ICLR Conference 2021 Conference Paper

NBDT: Neural-Backed Decision Tree

  • Alvin Wan
  • Lisa Dunlap
  • Daniel Ho
  • Jihan Yin
  • Scott Lee
  • Suzanne Petryk
  • Sarah Adel Bargal
  • Joseph E. Gonzalez

Machine learning applications such as finance and medicine demand accurate and justifiable predictions, barring most deep learning methods from use. In response, previous work combines decision trees with deep learning, yielding models that (1) sacrifice interpretability for accuracy or (2) sacrifice accuracy for interpretability. We forgo this dilemma by jointly improving accuracy and interpretability using Neural-Backed Decision Trees (NBDTs). NBDTs replace a neural network's final linear layer with a differentiable sequence of decisions and a surrogate loss. This forces the model to learn high-level concepts and lessens reliance on highly-uncertain decisions, yielding (1) accuracy: NBDTs match or outperform modern neural networks on CIFAR, ImageNet and better generalize to unseen classes by up to 16%. Furthermore, our surrogate loss improves the original model's accuracy by up to 2%. NBDTs also afford (2) interpretability: improving human trustby clearly identifying model mistakes and assisting in dataset debugging. Code and pretrained NBDTs are at https://github.com/alvinwan/neural-backed-decision-trees.

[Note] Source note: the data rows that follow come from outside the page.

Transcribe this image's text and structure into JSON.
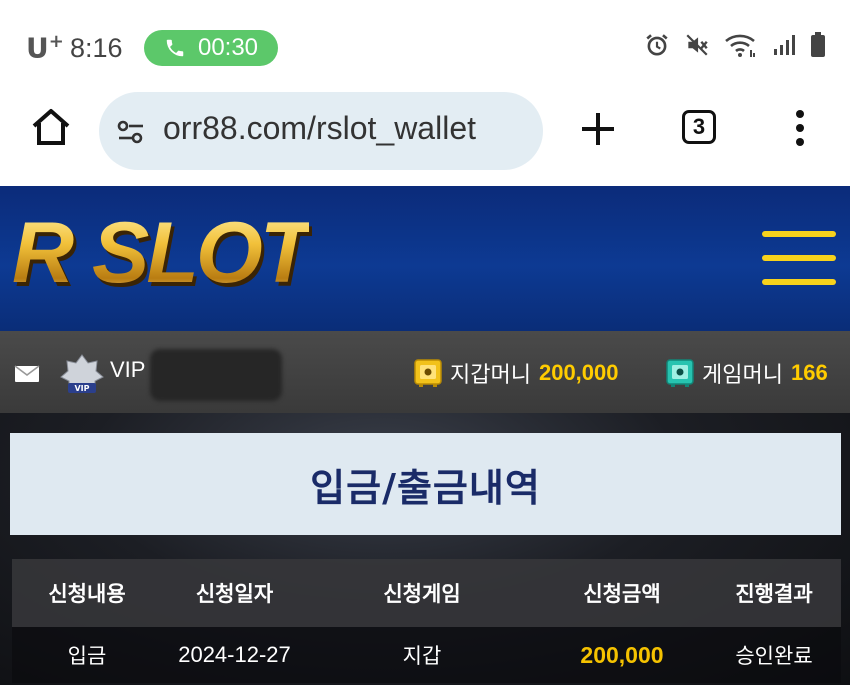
{
  "status_bar": {
    "carrier": "U",
    "carrier_plus": "+",
    "time": "8:16",
    "call_timer": "00:30"
  },
  "browser": {
    "url": "orr88.com/rslot_wallet",
    "tab_count": "3"
  },
  "site": {
    "logo_text": "R SLOT"
  },
  "user": {
    "level": "VIP",
    "wallet_money_label": "지갑머니",
    "wallet_money_value": "200,000",
    "game_money_label": "게임머니",
    "game_money_value": "166"
  },
  "page": {
    "title": "입금/출금내역"
  },
  "table": {
    "headers": [
      "신청내용",
      "신청일자",
      "신청게임",
      "신청금액",
      "진행결과"
    ],
    "rows": [
      [
        "입금",
        "2024-12-27",
        "지갑",
        "200,000",
        "승인완료"
      ]
    ]
  },
  "colors": {
    "call_pill": "#5cc86a",
    "header_blue": "#0d3a93",
    "gold": "#f5c200",
    "title_text": "#1a2b68"
  }
}
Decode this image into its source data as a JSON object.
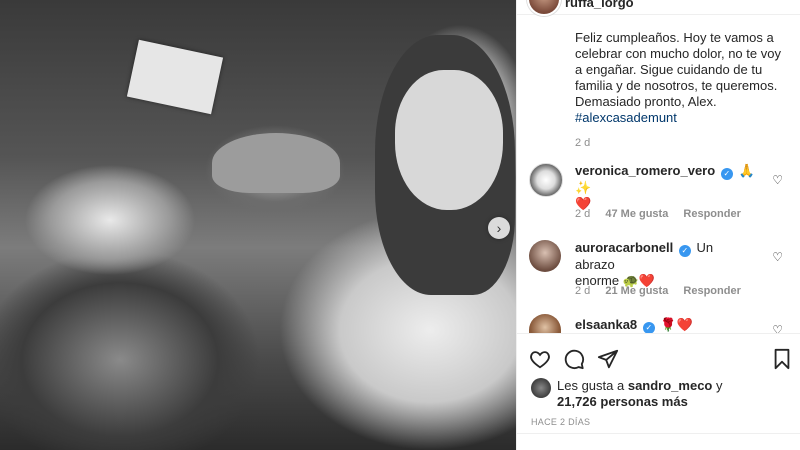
{
  "post": {
    "username": "ruffa_lorgo",
    "caption": "Feliz cumpleaños. Hoy te vamos a celebrar con mucho dolor, no te voy a engañar. Sigue cuidando de tu familia y de nosotros, te queremos. Demasiado pronto, Alex.",
    "hashtag": "#alexcasademunt",
    "time": "2 d"
  },
  "comments": [
    {
      "user": "veronica_romero_vero",
      "verified": true,
      "text": "🙏✨",
      "text2": "❤️",
      "time": "2 d",
      "likes": "47 Me gusta",
      "reply": "Responder"
    },
    {
      "user": "auroracarbonell",
      "verified": true,
      "text": "Un abrazo",
      "text2": "enorme 🐢❤️",
      "time": "2 d",
      "likes": "21 Me gusta",
      "reply": "Responder"
    },
    {
      "user": "elsaanka8",
      "verified": true,
      "text": "🌹❤️"
    }
  ],
  "likes": {
    "prefix": "Les gusta a",
    "user": "sandro_meco",
    "connector": "y",
    "count": "21,726 personas más"
  },
  "posted": "HACE 2 DÍAS",
  "icons": [
    "heart-icon",
    "comment-icon",
    "share-icon",
    "bookmark-icon",
    "chevron-right-icon"
  ],
  "colors": {
    "link": "#00376b",
    "verified": "#3897f0",
    "muted": "#8e8e8e"
  }
}
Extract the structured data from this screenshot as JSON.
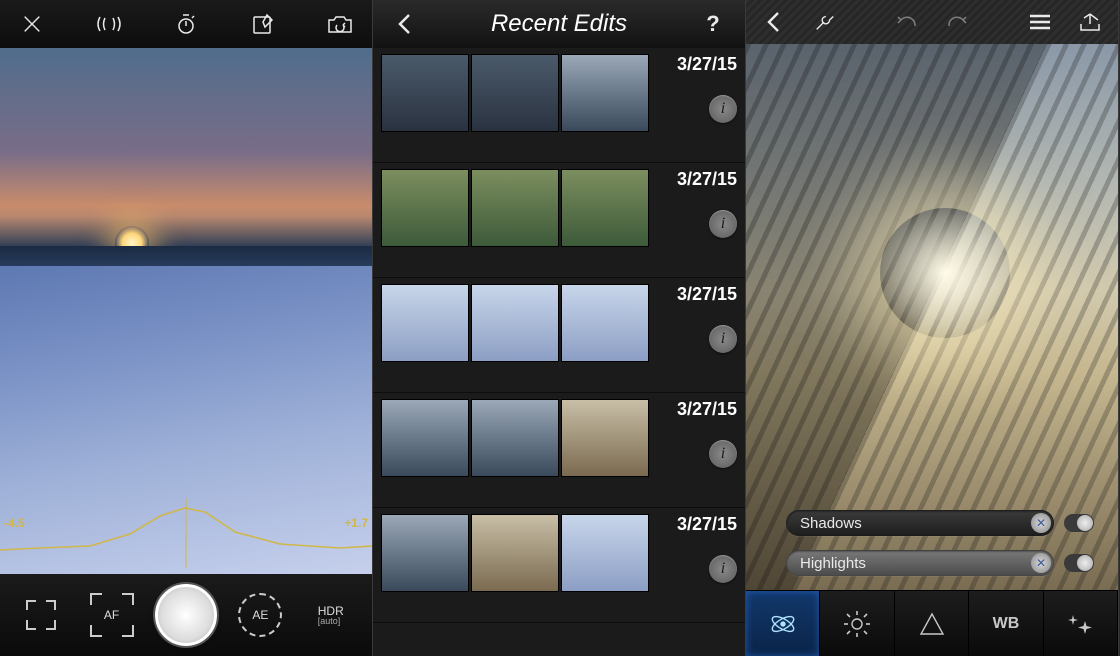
{
  "pane1": {
    "top_icons": {
      "close": "close-icon",
      "bracket": "exposure-bracket-icon",
      "timer": "timer-icon",
      "compose": "compose-icon",
      "switch_camera": "switch-camera-icon"
    },
    "histogram": {
      "ev_left": "-4.5",
      "ev_right": "+1.7"
    },
    "bottom": {
      "frame": "aspect-crop-icon",
      "af_label": "AF",
      "ae_label": "AE",
      "hdr_label": "HDR",
      "hdr_sub": "[auto]"
    }
  },
  "pane2": {
    "title": "Recent Edits",
    "back_icon": "chevron-left-icon",
    "help_icon": "help-icon",
    "help_glyph": "?",
    "info_glyph": "i",
    "rows": [
      {
        "date": "3/27/15"
      },
      {
        "date": "3/27/15"
      },
      {
        "date": "3/27/15"
      },
      {
        "date": "3/27/15"
      },
      {
        "date": "3/27/15"
      }
    ]
  },
  "pane3": {
    "top": {
      "back": "chevron-left-icon",
      "tools": "wrench-icon",
      "undo": "undo-icon",
      "redo": "redo-icon",
      "menu": "menu-icon",
      "share": "share-icon"
    },
    "sliders": [
      {
        "key": "shadows",
        "label": "Shadows"
      },
      {
        "key": "highlights",
        "label": "Highlights"
      }
    ],
    "tools": [
      {
        "key": "tone",
        "active": true,
        "icon": "atom-icon"
      },
      {
        "key": "brightness",
        "active": false,
        "icon": "sun-icon"
      },
      {
        "key": "sharpen",
        "active": false,
        "icon": "triangle-icon"
      },
      {
        "key": "white_balance",
        "active": false,
        "label": "WB"
      },
      {
        "key": "effects",
        "active": false,
        "icon": "sparkle-icon"
      }
    ]
  }
}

UAI Conference 2019 Conference Paper

Deep Mixture of Experts via Shallow Embedding

  • Xin Wang 0066
  • Fisher Yu 0001
  • Lisa Dunlap
  • Yian Ma
  • Ruth Wang
  • Azalia Mirhoseini
  • Trevor Darrell
  • Joseph E. Gonzalez

Larger networks generally have greater representational power at the cost of increased computational complexity. Sparsifying such networks has been an active area of research but has been generally limited to static regularization or dynamic approaches using reinforcement learning. We explore a mixture of experts (MoE) approach to deep dynamic routing, which activates certain experts in the network on a per-example basis. Our novel DeepMoE architecture increases the representational power of standard convolutional networks by adaptively sparsifying and recalibrating channel-wise features in each convolutional layer. We employ a multi-headed sparse gating network to determine the selection and scaling of channels for each input, leveraging exponential combinations of experts within a single convolutional network. Our proposed architecture is evaluated on four benchmark datasets and tasks, and we show that Deep-MoEs are able to achieve higher accuracy with lower computation than standard convolutional networks.